The Euclidean algorithm calculates the Greatest Common Divisor (GCD) between two numbers. For given integers \(a\) and \(b\), the extended Euclidean algorithm not only calculates the GCD between \(a\) and \(b\) but also two additional integers \(s\) and \(t\) that satisfy the equation \(as + bt = gcd(a, b)\).
Exercise 1
- Compute \(gcd(1759, 550)\) using the Euclidean algorithm, and find integers \(s\) and \(t\) such that \[1759s + 550t = gcd(1759, 550)\]

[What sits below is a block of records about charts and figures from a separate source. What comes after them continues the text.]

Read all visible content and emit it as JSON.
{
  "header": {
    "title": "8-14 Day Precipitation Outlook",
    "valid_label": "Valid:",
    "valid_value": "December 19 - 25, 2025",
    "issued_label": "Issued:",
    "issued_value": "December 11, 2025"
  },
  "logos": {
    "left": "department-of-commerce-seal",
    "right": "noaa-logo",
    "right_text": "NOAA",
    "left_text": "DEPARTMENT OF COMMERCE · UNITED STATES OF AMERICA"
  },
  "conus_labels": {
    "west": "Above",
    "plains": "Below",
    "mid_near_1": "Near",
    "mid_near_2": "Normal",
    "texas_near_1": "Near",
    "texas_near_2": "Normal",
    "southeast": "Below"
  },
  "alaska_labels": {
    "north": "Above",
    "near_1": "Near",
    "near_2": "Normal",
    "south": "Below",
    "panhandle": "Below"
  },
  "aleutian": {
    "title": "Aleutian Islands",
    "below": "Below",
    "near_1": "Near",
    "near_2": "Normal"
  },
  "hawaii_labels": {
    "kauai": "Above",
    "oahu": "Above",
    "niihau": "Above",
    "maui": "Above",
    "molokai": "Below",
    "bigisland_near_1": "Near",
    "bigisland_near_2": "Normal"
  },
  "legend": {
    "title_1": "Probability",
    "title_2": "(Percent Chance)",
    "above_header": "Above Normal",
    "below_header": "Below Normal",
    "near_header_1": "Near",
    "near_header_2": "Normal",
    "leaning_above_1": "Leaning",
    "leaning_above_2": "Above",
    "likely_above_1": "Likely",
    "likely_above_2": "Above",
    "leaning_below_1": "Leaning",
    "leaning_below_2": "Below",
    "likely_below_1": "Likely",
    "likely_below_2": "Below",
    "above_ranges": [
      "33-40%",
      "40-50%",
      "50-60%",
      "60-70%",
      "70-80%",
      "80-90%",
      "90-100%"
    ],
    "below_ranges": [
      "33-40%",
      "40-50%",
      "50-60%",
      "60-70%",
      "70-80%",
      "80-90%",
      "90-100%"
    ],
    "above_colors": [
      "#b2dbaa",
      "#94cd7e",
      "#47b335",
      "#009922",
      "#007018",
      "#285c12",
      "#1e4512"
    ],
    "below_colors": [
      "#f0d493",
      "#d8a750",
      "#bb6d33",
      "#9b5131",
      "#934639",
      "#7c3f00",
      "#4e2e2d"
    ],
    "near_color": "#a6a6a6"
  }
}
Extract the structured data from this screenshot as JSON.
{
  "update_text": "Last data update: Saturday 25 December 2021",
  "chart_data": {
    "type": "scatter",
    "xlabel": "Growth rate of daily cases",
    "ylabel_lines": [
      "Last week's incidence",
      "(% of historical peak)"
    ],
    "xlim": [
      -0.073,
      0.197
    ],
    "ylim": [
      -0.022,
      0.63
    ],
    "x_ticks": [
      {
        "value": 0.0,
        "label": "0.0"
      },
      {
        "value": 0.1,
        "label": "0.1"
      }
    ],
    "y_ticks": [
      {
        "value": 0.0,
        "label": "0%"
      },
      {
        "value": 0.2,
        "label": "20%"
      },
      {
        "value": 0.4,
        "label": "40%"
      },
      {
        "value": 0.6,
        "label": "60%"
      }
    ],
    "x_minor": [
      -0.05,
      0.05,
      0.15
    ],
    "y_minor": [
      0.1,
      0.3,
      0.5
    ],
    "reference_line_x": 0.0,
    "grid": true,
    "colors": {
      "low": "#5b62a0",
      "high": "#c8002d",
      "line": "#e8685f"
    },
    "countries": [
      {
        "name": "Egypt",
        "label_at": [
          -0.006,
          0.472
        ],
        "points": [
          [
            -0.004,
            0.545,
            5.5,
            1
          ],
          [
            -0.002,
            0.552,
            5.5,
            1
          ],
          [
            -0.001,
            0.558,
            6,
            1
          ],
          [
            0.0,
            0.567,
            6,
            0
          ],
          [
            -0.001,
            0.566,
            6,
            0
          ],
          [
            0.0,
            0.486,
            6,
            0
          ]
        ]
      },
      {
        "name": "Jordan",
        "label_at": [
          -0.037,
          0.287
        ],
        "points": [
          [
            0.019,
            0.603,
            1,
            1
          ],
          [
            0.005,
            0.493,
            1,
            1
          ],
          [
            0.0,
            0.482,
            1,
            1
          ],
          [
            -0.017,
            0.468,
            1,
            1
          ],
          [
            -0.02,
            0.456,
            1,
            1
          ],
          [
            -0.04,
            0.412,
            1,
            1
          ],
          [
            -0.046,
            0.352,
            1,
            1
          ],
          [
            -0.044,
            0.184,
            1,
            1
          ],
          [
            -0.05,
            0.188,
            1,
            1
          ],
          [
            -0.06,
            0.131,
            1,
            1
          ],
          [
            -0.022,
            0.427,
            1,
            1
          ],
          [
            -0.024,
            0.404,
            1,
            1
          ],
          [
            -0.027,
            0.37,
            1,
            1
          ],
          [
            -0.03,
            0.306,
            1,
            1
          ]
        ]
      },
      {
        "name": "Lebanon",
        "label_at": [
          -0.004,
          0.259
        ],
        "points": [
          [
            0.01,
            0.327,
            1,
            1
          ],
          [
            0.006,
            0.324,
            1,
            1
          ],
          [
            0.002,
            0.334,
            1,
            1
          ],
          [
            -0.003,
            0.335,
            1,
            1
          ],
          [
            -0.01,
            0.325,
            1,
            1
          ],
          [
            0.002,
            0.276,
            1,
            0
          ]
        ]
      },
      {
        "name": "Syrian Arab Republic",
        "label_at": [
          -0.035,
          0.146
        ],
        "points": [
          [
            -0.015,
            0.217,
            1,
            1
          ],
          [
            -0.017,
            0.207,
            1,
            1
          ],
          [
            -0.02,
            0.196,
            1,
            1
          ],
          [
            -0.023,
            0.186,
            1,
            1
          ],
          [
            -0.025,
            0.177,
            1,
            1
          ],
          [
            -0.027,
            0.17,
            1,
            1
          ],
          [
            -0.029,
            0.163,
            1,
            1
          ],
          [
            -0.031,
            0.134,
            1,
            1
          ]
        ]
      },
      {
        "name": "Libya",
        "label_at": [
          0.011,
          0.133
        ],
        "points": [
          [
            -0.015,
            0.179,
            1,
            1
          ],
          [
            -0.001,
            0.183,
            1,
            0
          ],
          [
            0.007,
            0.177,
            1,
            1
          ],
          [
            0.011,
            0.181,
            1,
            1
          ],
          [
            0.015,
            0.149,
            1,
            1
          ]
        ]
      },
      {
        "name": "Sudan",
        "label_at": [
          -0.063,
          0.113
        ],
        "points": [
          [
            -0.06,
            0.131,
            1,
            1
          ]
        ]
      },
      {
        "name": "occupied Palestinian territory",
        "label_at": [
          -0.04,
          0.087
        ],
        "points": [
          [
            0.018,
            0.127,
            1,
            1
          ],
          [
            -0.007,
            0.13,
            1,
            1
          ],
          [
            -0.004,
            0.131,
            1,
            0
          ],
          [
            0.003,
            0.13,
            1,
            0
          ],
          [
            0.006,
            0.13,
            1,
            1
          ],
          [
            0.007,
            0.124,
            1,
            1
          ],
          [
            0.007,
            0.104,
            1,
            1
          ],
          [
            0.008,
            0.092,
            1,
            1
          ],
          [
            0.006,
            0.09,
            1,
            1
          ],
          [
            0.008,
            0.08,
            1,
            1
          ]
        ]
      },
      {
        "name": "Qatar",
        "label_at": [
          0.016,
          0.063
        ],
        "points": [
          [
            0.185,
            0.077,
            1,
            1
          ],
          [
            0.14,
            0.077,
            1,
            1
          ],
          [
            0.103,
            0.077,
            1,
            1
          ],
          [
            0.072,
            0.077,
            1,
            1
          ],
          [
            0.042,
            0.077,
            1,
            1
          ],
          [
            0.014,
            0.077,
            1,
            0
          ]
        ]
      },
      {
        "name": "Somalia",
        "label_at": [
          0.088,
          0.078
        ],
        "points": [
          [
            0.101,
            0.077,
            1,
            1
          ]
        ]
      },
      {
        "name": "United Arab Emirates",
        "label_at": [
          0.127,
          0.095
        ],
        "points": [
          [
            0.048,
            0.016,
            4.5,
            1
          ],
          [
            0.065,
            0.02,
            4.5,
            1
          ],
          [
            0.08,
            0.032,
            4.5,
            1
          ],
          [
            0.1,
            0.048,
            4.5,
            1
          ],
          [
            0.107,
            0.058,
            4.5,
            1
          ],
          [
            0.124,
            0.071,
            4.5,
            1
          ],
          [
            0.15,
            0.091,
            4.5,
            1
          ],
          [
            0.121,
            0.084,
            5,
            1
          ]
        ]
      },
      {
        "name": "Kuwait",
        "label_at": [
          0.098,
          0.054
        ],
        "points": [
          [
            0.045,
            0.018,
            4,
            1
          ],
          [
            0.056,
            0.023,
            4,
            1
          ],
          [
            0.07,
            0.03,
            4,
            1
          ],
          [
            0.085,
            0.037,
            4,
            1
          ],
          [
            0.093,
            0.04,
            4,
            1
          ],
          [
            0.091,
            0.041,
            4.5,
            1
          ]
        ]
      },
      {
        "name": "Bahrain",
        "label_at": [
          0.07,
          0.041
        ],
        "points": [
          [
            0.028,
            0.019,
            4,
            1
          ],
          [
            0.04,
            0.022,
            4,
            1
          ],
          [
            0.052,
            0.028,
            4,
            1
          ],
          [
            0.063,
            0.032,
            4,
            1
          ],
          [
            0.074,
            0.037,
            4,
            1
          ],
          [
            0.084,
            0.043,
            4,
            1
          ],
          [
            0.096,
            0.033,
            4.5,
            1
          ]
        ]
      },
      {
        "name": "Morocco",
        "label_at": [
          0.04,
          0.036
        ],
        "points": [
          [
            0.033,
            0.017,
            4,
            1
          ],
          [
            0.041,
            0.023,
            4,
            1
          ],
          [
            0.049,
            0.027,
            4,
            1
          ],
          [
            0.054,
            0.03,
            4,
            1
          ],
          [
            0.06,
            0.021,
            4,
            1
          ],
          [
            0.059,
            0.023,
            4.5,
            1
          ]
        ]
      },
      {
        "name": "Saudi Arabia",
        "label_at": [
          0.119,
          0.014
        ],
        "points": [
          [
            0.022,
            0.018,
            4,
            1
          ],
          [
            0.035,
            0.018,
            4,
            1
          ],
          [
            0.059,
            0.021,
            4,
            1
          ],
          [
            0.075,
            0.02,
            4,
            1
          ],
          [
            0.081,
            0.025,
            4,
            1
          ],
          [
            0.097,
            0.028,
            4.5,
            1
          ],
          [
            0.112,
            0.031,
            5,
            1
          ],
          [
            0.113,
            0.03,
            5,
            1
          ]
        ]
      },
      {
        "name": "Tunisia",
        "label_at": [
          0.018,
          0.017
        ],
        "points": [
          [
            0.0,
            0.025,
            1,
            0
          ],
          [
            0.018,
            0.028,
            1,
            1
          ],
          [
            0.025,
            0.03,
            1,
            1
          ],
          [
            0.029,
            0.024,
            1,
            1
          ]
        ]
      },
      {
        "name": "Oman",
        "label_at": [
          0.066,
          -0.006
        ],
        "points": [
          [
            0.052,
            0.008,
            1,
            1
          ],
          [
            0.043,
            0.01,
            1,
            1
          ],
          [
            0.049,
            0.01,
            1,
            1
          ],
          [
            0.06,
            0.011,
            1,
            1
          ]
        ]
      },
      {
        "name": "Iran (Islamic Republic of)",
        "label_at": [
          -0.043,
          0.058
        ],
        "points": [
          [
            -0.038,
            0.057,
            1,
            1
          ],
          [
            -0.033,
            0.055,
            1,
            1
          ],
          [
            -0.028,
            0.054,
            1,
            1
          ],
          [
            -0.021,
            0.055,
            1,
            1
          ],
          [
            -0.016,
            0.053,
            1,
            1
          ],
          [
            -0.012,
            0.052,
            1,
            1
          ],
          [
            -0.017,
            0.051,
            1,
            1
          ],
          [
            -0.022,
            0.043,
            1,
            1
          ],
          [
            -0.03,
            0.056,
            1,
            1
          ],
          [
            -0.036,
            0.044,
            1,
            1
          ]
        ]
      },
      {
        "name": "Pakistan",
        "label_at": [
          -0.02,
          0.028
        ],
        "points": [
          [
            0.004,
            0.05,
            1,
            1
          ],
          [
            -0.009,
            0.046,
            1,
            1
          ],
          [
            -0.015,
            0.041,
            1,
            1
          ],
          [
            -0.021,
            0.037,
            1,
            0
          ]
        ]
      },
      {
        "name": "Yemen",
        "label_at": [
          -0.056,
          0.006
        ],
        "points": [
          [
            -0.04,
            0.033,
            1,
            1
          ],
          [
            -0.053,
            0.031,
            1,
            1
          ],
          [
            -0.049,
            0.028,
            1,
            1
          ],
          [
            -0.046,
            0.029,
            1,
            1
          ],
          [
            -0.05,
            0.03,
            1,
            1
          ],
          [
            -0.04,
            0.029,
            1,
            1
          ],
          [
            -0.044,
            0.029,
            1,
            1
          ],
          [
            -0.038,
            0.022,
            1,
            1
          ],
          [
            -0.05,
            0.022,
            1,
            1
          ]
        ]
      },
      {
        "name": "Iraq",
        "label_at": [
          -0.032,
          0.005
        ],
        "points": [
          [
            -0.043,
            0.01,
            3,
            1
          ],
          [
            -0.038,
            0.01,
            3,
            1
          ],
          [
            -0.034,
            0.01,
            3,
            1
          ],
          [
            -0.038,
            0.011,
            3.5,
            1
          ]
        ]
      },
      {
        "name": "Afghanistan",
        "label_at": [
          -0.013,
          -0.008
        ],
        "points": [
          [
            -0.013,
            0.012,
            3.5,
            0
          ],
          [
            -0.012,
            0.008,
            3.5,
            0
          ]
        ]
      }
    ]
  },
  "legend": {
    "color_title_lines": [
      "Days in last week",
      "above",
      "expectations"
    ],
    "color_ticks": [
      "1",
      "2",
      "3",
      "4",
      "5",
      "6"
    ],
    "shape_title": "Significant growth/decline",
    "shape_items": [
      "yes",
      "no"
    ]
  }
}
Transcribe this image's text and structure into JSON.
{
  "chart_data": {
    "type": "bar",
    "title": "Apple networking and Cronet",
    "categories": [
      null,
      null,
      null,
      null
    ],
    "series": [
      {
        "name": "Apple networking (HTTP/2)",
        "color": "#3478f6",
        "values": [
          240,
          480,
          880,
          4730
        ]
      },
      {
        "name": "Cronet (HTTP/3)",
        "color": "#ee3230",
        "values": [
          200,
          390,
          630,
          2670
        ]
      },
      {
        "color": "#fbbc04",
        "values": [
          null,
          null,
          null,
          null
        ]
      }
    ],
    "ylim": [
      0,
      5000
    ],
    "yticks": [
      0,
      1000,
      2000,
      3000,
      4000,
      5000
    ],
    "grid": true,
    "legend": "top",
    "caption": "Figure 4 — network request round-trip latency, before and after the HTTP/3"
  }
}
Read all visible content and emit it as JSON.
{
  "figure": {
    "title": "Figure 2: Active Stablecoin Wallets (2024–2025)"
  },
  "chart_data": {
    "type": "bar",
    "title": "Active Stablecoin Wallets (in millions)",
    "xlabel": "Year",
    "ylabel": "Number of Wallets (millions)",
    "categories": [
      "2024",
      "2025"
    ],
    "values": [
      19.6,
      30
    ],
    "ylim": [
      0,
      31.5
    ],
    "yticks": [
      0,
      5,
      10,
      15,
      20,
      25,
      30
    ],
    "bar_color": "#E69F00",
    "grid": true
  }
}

- Compute \(gcd(57, 39)\) using the Euclidean algorithm, and find integers \(s\) and \(t\) such that \[57s + 93t = gcd(57, 93)\]
Solution 1
// Euclidean algorithm iterative version
func Gcd(a, b int) int {
for b != 0 {
a, b = b, a % b
}
return a
}
// ExtendedGCD computes the greatest common
// divisor of a and b, along with coefficients
// x and y satisfying: ax + by = gcd(a, b)
//
// Returns: (gcd(a, b), x, y)
func ExtendedGCD(a, b int) (int, int, int) {
// Base case: when a is 0, gcd is b
// and the equation becomes: 0·x + b·y = b
// which is satisfied by x=0, y=1
if a == 0 {
return b, 0, 1
}
// Recursive call with (b mod a, a)
gcd, x1, y1 := ExtendedGCD(b%a, a)
// Update coefficients using the recurrence relation:
// x = y1 - (b/a) * x1
// y = x1
x := y1 - (b/a)*x1
y := x1
return gcd, x, y
}
Using algorithms above one can verify that
- \(gcd(1759, 550) = 1\), \(s = -111\) and \(t = 355\).
- \(gcd(57, 93) = 3\), \(s = -13\) and \(t = 8\).
Exercise 2
One of the most common uses of the Extended Euclidean Algorithm is computing modular inverses which is essential in RSA cryptography.
Compute the following multiplicative inverses:
- \(17^{−1} \ mod \ 101\)
- \(357^{−1} \ mod \ 1234\)
- \(3125^{−1} \ mod \ 9987\)
Solution 2
An element \(x\) in \(\mathbb{Z}_n\) has a multiplicative inverse if and only if \(\gcd(x, n) = 1\), i.e., \(x\) and \(n\) are coprime. Two integers are coprime if and only if \(\gcd(x, n) = 1\), which holds if and only if there exist integers \(s, t\) such that \(xs + nt = 1\). In \(\mathbb{Z}_n\), the term \(nt\) is congruent to \(0\), so reducing modulo \(n\) gives \(xs + nt \equiv 1 \ (\text{mod } n)\), which is equivalent to \(xs \equiv 1 \ (\text{mod } n)\). Thus, \(s\) is the multiplicative inverse of \(x\) in \(\mathbb{Z}_n\).
Using the extended Euclidean algorithm one can solve \(xs + nt \equiv 1 \ (\text{mod } n)\)
- \(17^{−1} \ (mod \ 101) = 6\) and \(17 \times 6 \ (mod \ 101) = 1\)
- \(357^{−1} \ (mod \ 1234) = 1075\) and \(357 \times 1075 \ (mod \ 1234) = 1\)
- \(3125^{−1} \ (mod \ 9987) = 1844\) and \(3125 \times 1844 \ (mod \ 9987) = 1\)